Members of the AGS were based at the newly built military gymnasiums (the first, the Cranbrook Gymnasium, was built at Aldershot in 1861) where they instructed soldiers in the new physical training techniques. Other members of the AGS joined Army units where they instructed soldiers in fencing, gymnastics and other elements of physical training in addition to organising recreational sporting activities. As a result of the new exercise regime the sickness and mortality rates in the British Army decreased and the reforms were approved in the 1864 Report on Gymnastic Instruction in the Army.

==Later life==
Hammersley held the rank of Inspector of Military Gymnasia at Aldershot from 1860 to 1876, and was promoted to Lieutenant-Colonel in January 1868 on half-pay, Colonel and Assistant Quarter-Master General at Aldershot in 1873, and retired on a pension in 1879 with the honorary rank of Major-General. In 1876 he was succeeded as Inspector of Gymnasia by Lieutenant-Colonel G. F. Gildea (1876-1880). A devout Christian, Hammersley worshipped at St Peter's Church in Ash where he regularly contributed to church funds and appeals.

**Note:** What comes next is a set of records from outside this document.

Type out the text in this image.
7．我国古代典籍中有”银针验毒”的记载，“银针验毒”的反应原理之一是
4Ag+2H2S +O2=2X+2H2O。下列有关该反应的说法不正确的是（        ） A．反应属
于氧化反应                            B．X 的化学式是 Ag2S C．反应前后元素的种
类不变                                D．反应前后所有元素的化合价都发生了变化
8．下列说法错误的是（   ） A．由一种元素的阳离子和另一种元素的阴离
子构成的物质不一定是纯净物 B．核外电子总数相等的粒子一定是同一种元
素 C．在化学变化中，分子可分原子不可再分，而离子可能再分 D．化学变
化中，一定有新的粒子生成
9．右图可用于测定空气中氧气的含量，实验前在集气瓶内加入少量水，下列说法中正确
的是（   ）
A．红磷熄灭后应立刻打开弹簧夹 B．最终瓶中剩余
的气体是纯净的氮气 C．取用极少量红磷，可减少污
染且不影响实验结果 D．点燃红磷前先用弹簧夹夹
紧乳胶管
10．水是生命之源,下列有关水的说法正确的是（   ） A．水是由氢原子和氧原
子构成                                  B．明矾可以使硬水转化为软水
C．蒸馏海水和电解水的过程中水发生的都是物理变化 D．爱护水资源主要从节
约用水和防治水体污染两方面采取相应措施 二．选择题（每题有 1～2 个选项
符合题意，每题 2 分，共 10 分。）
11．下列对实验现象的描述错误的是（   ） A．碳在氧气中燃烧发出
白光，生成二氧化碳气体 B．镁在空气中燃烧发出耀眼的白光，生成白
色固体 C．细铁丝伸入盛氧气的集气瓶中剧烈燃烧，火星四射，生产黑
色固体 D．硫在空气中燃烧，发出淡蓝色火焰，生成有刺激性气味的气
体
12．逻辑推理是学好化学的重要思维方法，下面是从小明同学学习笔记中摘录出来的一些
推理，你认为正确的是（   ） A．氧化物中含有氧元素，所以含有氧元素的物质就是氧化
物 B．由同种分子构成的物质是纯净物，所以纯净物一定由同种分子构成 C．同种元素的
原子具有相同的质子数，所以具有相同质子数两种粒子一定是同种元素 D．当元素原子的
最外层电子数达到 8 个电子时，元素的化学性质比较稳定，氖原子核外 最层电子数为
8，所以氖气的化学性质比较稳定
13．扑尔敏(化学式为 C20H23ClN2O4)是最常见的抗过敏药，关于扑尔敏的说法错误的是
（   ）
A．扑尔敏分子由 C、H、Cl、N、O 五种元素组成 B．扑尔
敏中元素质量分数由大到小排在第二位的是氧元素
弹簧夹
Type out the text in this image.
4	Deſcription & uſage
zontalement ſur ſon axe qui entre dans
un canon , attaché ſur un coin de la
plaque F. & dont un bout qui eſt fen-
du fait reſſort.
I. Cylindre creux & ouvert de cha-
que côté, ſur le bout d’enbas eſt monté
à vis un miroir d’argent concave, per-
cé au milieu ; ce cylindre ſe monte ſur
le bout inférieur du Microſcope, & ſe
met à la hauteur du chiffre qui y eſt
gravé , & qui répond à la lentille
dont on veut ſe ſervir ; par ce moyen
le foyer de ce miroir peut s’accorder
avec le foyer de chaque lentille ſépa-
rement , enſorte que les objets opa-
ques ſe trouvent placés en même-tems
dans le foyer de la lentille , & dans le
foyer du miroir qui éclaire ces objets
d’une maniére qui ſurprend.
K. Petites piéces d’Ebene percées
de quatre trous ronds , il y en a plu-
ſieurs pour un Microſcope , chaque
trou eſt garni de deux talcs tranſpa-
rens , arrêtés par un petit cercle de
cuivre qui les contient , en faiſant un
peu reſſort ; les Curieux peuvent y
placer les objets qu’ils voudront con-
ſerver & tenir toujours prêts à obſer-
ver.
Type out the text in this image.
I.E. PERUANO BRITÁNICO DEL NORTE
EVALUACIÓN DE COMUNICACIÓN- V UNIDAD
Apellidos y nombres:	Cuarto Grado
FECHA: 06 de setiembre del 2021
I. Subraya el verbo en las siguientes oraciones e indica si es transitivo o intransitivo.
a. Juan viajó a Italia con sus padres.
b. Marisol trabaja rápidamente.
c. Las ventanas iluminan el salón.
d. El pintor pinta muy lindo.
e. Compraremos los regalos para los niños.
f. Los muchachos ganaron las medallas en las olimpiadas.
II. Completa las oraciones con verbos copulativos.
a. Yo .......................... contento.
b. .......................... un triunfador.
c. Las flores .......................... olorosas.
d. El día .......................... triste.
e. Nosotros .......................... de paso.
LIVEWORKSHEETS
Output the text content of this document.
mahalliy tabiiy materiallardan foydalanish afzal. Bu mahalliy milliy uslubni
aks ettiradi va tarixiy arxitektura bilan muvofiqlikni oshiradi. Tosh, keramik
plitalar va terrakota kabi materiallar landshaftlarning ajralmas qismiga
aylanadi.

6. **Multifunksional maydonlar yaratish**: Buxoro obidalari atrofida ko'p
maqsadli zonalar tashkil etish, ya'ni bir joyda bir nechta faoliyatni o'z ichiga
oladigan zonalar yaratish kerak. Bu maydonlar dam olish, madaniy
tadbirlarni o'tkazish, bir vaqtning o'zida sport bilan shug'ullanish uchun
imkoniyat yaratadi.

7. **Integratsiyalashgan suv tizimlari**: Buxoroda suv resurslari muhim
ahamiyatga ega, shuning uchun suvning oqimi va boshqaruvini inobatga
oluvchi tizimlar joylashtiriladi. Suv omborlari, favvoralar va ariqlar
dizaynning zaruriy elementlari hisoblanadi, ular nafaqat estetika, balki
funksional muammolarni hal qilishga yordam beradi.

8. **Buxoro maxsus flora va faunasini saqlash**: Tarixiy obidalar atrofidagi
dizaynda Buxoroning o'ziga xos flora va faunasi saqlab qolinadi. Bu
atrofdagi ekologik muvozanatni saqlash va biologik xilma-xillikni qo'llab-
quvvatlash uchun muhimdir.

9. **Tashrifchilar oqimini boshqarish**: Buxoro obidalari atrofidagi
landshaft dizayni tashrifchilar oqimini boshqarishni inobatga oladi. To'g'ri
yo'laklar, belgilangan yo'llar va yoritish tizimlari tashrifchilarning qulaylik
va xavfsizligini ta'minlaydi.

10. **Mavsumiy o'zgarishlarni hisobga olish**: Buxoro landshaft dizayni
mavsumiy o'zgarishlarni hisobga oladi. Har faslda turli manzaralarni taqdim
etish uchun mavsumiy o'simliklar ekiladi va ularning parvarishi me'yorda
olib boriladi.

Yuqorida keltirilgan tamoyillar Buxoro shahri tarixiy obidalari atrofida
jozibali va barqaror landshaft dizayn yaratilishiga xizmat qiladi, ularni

In 1886 he was appointed to the newly formed Burial Board for Ash Cemetery.

Major General Fred Hammersley died in December 1901 aged 77, leaving a widow, Sarah Mary Ann née Keating (1826–1922), two daughters, Mary Catherine Hammersley (c1857-1928) and Florence Hammersley (born 1863) and a son, Frederick Hammersley (1858-1924), who himself reached the rank of Major-General. He lived at Ashe Grange in Ash in Surrey and his funeral took place at St Peter's Church in Ash on 27 December 1901. He is buried in the churchyard there. He left an estate valued at £31,398 17s.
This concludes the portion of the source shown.